CHAPTER 13
IT IS TIME to talk of Michelozzo and Donatello—and of me—and what we did in the bottega before Agnolo entered our lives, but that is all too much for now—I am unwell today, I am discontent—so instead I will talk of Donatello only, and of the things I learned from filling out the forms for his taxes.
Taxes ever were and are and always shall be. But in 1427, the year of the catasto, a new kind of wealth tax was introduced by Rinaldo degli Albizzi in hope of injuring his great enemy Cosimo de’ Medici and at last bringing him to his knees. Here was a tax that skipped over the poor and taxed the landowners and the merchants and the people who had all the money. The catasto obliged every Florentine citizen to declare in writing an account of his property, debtors, and creditors. As business people Donatello and Michelozzo fell under this obligation and I liked it much that it fell to me to tally what they owned and what was owed to them, for they were partners now. I grew close to both of them—they were my fathers, they were my brothers—and of Donato I learned much that I had longed to know.
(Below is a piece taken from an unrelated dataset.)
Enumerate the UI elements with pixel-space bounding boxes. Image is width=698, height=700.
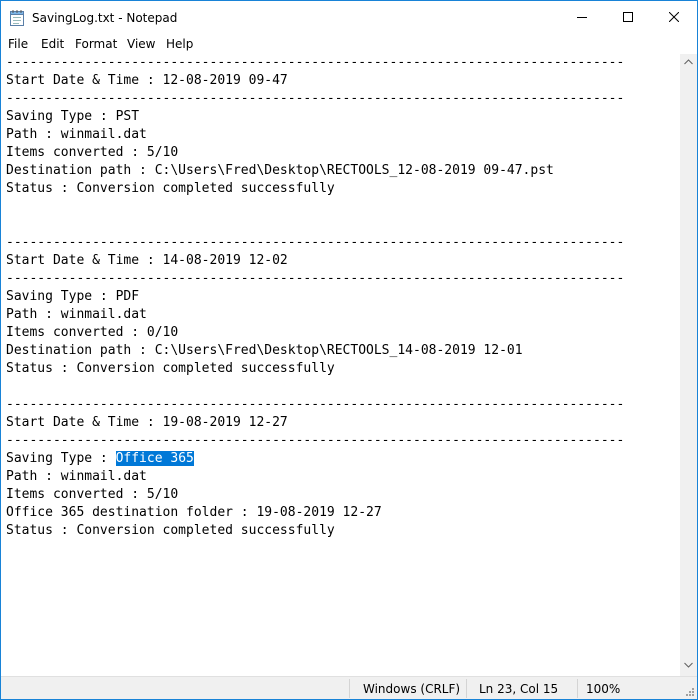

I have his tax declaration to hand since I have always been a grand conservator of notes. What I learned about his finances did not surprise me but what I learned about his family pleased me much.
Niccolò, Donatello’s father lived long enough to see the marble David, though he was addled in his brain and had no proper sense of what his son had accomplished. He died in 1415.
Orsa, his mother, was eighty years old and still sound of mind and body. She was a small woman with eyes like a ferret and, though frail of hearing, nothing escaped her view. She longed for only one thing: to die. But she could not die. If mothers live past child bearing, it would seem they live forever.
His sister, Tita, five years his senior, was a dowerless widow with a sickly son, Giuliano, aged eighteen. He was crippled in his legs and he was given to fits and he could not speak. Small wonder then that Tita was a sour woman, jealous and self-pitying, who resented Donatello’s kindness to her son. She had a thorny, unforgiving wit. Donatello told me once that Tita’s heart had grown so bitter that it had shrunk to the size of a walnut. I was uncertain if he meant this in truth or if he was being figurative in speech or if this were some cruel jest. He was sometimes intricato in thought and in word.
Orsa and Tita and Giuliano lived in a warren of rooms next to his new bottega in the Via degli Adimari. Donatello was their sole support.
As for the tax itself Donatello claimed to owe one florin, three lira, and ten piccioli and to be without any property except thirty florins’ worth of tools and equipment for his art as a carver in partnership with Michele di Bartolomeo Michelozzi.
“I am owed,” he says, “one hundred eighty florins for a narrative scene in bronze which I did some time ago for the Cathedral of Siena. Also from the convent and monks of Ognissanti I am owed thirty florins for a bronze half figure of San Rossore. I rent a house from Guglielmo Adimari in the parish of San Cristoforo. I pay fifteen florins a year.” He then lists creditors—goldsmiths and bronze casters and assistants—to whom he owes a total of one hundred fifty-six florins, not counting the thirty florins he owes for two years back rent. Donatello hated paying taxes.
Michelozzo signed and filed Donatello’s tax report though it was I who did all the preparatory work. You can see how quietly useful I had become.
My life was full and good this year of our Lord 1427.
Alessandra gave me a third son, Renato Paolo.
I was now indispensable to the workings of our bottega.
And I had become the trusted friend of the greatest sculptor of our time. It is no small thing to have had the love of so great a man. How, then, did I become possessed . . . so that in the end it seemed the necessary thing was murder?
In truth it was the fire I feared.
Now, dying, I put aside my discontent to ask how different things would be if Donatello had not changed my life with that kiss and if that sharpened chisel had not come so readily to hand. I think, I pray. I remind myself that God permits these things. But in my dark heart I know the cause was fear . . . of Donatello used against Cosimo, Donatello denounced as a sodomite, Donatello stripped and at the stake, and I at fault for all that goodness consumed by flames.